Peter Slipper (Speaker) Share this | Link to this | Hansard source
The Leader of the House will return to the motion.
Anthony Albanese (Grayndler, Australian Labor Party, Leader of the House) Share this | Link to this | Hansard source
The reason we should not support this motion is that we might have got a question about that from those opposite. They might have asked, 'Why didn't the minister for climate change go outside and have a chat with the global warming hoax people?' He might have been able to get a question. We might have asked him if they did not.
We are quite happy to debate issues of substance and not to engage in this nonsense day after day, because when you get into issues of substance you actually see how little those opposite stand for. You see the extreme rhetoric that we saw today. You see the connections that they have with the bizarre behaviour of those outside—Clive Palmer and the CIA-Greens conspiracy that is going on. You see the associations with Lord Monckton, Mick Patel and others like them. That is why standing orders should not be suspended.

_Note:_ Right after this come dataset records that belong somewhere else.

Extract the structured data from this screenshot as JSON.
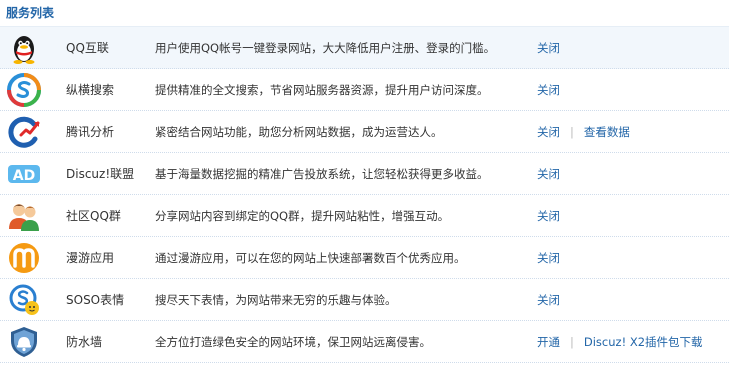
{
  "header": {
    "title": "服务列表"
  },
  "services": [
    {
      "icon": "qq-penguin-icon",
      "name": "QQ互联",
      "desc": "用户使用QQ帐号一键登录网站，大大降低用户注册、登录的门槛。",
      "actions": [
        "关闭"
      ]
    },
    {
      "icon": "search-engine-icon",
      "name": "纵横搜索",
      "desc": "提供精准的全文搜索，节省网站服务器资源，提升用户访问深度。",
      "actions": [
        "关闭"
      ]
    },
    {
      "icon": "analytics-icon",
      "name": "腾讯分析",
      "desc": "紧密结合网站功能，助您分析网站数据，成为运营达人。",
      "actions": [
        "关闭",
        "查看数据"
      ]
    },
    {
      "icon": "ad-icon",
      "name": "Discuz!联盟",
      "desc": "基于海量数据挖掘的精准广告投放系统，让您轻松获得更多收益。",
      "actions": [
        "关闭"
      ]
    },
    {
      "icon": "qq-group-icon",
      "name": "社区QQ群",
      "desc": "分享网站内容到绑定的QQ群，提升网站粘性，增强互动。",
      "actions": [
        "关闭"
      ]
    },
    {
      "icon": "manyou-app-icon",
      "name": "漫游应用",
      "desc": "通过漫游应用，可以在您的网站上快速部署数百个优秀应用。",
      "actions": [
        "关闭"
      ]
    },
    {
      "icon": "soso-emoticon-icon",
      "name": "SOSO表情",
      "desc": "搜尽天下表情，为网站带来无穷的乐趣与体验。",
      "actions": [
        "关闭"
      ]
    },
    {
      "icon": "firewall-shield-icon",
      "name": "防水墙",
      "desc": "全方位打造绿色安全的网站环境，保卫网站远离侵害。",
      "actions": [
        "开通",
        "Discuz! X2插件包下载"
      ]
    }
  ]
}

What we want to debate in this House is issues of substance. Earlier today we had a vote trying to shut down the parliament rather than deal with issues of financial advisers. A standard procedural motion was put on the blues that we move at the end of every session. Never before has it been divided upon by those opposite. Never before has it been voted against. I have been in this place for 16 years and it has never been voted against. But of course there is nothing that those opposite are not prepared to say no to.

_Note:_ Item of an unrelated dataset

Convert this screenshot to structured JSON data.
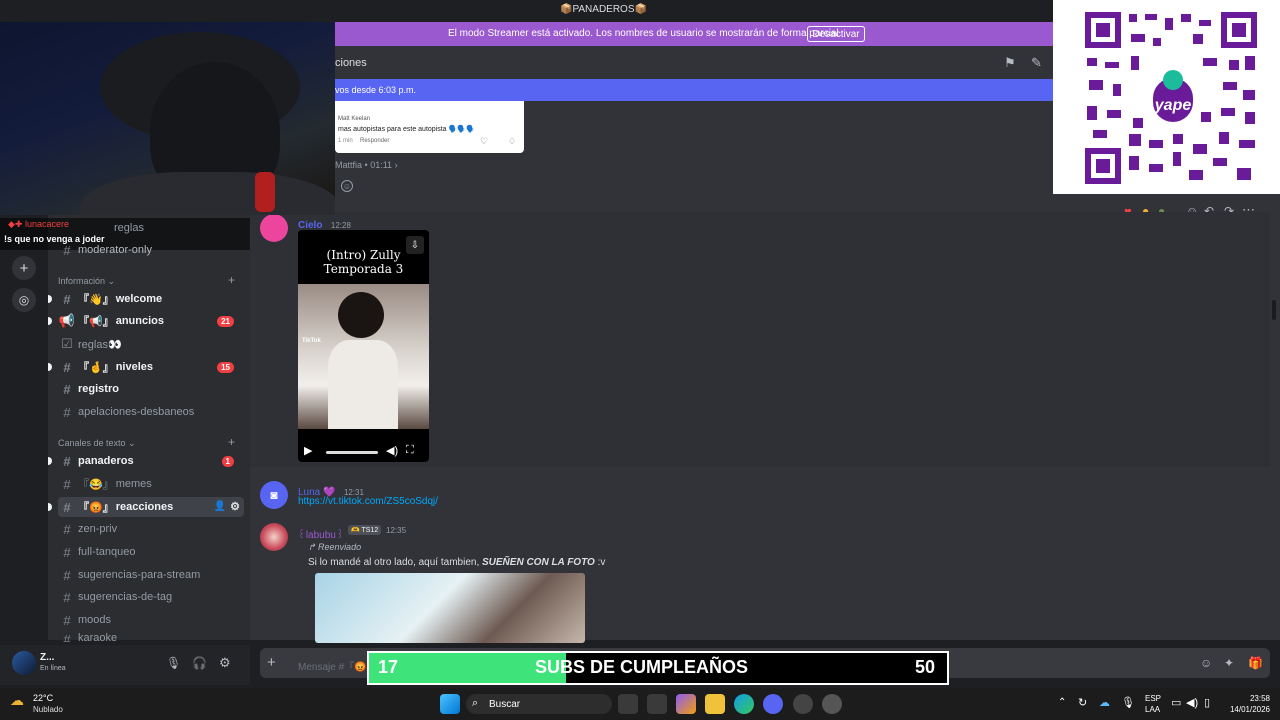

At the start of this session the Prime Minister and the Leader of the Opposition said we would have an economic debate. We should not suspend standing orders—so that we can continue to engage in these economic issues, including the financial advisers bill, which is up—
Peter Slipper (Speaker) Share this | Link to this | Hansard source
Order! The time allotted for this debate has expired.
Mr Albanese interjecting—
No. The Leader of the House will be able to seek indulgence after the question has been put. The time allotted for this debate has expired. Indulgence is not given. The question is that the motion moved by the Leader of the Opposition for the suspension of standing and sessional orders be agreed to.
Julia Gillard (Lalor, Australian Labor Party, Prime Minister) Share this | Link to this | Hansard source
Mr Speaker, I ask that further questions be placed on the Notice Paper.